Abstract

We study the management of social responsibility in a three-tier supply chain in which a Tier 2 supplier sells to a Tier 1 supplier, which in turn sells to a Tier 0 buyer. The Tier 2 supplier potentially violates social and environmental standards, resulting in harm to the Tier 0 and 1 firms. Each member of the supply chain can exert effort to improve the responsibility in Tier 2, and the efforts of Tiers 0 and 1 are substitutable with one another and complementary to the efforts of Tier 2. We show that in this scenario the buyer’s optimal strategy is one of extremes, consisting of direct control (only Tier 0 works with Tier 2), delegation (only Tier 1 works with Tier 2), or no effort (neither firm works with Tier 2), and we characterize the features of Tiers 0, 1, and 2 that lead the buyer to favor each strategy.
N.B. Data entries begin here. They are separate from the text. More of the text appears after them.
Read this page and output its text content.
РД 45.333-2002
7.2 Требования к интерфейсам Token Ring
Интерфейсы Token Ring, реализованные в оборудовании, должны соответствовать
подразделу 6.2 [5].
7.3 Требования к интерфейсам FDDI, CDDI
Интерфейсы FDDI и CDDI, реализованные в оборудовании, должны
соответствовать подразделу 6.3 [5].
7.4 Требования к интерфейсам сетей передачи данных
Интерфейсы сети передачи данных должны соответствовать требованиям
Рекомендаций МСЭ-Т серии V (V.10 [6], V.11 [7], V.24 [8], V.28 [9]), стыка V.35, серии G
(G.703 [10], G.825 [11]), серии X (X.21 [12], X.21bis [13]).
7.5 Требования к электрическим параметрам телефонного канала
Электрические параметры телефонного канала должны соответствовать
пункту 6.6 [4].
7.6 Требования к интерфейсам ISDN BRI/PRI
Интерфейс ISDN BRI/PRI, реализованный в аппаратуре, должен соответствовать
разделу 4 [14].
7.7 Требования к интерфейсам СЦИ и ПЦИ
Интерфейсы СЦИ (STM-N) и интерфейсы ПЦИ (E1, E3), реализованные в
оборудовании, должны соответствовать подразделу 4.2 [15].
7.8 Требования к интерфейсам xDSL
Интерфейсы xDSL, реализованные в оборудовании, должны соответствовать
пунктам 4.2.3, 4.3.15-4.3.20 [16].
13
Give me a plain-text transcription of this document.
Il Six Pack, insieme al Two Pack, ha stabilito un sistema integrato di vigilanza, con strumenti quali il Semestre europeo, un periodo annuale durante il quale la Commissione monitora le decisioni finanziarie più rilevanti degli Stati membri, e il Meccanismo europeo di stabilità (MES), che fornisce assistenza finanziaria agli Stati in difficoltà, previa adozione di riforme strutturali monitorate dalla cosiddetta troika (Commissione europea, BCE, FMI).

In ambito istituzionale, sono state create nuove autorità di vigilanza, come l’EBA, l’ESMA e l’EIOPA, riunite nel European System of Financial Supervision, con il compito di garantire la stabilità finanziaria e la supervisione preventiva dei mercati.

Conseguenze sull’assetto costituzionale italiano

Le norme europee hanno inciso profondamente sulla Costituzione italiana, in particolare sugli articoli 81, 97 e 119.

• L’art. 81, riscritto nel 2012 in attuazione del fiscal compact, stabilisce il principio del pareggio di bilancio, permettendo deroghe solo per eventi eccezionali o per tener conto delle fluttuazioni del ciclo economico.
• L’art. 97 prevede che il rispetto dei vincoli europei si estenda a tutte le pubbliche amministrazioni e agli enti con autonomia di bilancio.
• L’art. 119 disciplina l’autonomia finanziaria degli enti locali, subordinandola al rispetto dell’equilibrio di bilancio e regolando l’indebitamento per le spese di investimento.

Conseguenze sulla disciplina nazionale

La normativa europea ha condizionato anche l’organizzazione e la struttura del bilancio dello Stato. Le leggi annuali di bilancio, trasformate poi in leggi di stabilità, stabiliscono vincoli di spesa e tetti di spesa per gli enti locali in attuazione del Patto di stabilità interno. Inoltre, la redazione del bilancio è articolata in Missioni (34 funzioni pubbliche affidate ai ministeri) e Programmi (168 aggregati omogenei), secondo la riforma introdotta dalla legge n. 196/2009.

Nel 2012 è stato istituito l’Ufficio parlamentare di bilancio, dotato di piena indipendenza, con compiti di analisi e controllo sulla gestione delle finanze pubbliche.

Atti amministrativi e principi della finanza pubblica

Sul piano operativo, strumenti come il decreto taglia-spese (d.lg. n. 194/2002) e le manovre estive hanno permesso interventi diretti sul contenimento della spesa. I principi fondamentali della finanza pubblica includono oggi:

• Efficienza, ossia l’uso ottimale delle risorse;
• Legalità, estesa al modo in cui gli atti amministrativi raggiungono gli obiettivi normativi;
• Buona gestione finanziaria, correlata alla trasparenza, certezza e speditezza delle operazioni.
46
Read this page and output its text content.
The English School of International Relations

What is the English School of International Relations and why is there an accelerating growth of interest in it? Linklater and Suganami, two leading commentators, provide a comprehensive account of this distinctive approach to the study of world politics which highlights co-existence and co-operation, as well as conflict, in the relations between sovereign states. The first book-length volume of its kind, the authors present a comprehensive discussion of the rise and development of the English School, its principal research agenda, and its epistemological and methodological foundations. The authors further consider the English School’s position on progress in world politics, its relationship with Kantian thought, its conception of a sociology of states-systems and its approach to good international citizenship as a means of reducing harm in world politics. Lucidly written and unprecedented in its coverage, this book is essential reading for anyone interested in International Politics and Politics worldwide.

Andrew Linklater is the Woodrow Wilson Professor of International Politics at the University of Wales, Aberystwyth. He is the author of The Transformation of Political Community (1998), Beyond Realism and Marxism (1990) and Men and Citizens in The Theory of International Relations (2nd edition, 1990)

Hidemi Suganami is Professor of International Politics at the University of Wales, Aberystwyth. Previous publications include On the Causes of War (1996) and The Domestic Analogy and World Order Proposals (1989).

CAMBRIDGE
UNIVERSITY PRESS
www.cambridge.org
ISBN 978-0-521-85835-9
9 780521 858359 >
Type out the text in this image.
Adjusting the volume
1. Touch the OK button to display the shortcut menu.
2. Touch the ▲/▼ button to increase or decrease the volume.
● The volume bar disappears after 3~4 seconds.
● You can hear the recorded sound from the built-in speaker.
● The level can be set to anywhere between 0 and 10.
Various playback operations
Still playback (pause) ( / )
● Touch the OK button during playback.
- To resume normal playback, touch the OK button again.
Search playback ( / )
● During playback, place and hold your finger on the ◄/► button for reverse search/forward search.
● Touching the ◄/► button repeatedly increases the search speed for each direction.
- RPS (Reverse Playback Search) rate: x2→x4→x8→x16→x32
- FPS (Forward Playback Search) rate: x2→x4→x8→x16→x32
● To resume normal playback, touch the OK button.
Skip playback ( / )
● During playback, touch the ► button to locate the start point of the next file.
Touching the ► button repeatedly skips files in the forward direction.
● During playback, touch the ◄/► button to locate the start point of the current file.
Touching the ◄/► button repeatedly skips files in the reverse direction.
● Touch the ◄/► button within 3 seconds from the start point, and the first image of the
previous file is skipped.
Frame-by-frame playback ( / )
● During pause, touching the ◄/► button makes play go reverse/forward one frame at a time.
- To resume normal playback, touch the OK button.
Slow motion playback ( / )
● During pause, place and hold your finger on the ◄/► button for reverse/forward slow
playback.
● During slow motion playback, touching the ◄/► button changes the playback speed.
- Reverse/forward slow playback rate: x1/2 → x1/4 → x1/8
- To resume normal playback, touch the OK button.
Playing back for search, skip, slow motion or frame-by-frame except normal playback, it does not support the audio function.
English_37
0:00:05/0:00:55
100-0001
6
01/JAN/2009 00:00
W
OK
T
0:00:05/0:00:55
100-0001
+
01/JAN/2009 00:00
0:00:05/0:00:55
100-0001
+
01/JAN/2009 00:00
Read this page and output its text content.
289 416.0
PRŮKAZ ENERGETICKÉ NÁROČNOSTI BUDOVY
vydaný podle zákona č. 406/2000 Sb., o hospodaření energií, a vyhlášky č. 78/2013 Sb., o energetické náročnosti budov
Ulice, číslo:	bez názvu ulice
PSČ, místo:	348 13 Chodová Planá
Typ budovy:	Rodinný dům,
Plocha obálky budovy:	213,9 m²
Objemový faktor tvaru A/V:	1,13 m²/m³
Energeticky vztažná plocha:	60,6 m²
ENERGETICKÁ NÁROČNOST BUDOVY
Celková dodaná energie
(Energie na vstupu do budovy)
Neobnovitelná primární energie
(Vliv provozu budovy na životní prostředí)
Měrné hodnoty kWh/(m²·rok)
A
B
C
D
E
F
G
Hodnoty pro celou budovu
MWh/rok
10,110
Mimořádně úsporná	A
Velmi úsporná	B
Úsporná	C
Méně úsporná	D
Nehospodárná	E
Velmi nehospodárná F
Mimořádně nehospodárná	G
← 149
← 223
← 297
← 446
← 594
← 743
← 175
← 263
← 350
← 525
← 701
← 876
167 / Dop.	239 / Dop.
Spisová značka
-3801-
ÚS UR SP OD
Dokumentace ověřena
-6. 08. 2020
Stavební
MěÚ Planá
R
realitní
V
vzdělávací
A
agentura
Under the buyer’s optimal strategy, we find that selection of Tier 1 and 2 suppliers for greater responsibility or lower cost, as well as increased pressure from external stakeholders (consumers, NGOs, and governments), may increase the chance of a responsibility violation when the buyer shifts from control to delegation. We further illustrate how responsibility management differ in three- and two-tier supply chains, and show that perverse reactions to better supplier selection and greater external stakeholder pressure never occur in a two-tier system, demonstrating the unique challenges associated with multitier responsibility management. Lastly, we show that appropriately designed non-compliance penalties to either Tier 0 or 1 when a Tier 2 violation occurs can coordinate the three-tier supply chain, i.e., make it perform like a two-tier system, though such penalties face implementation challenges in practice.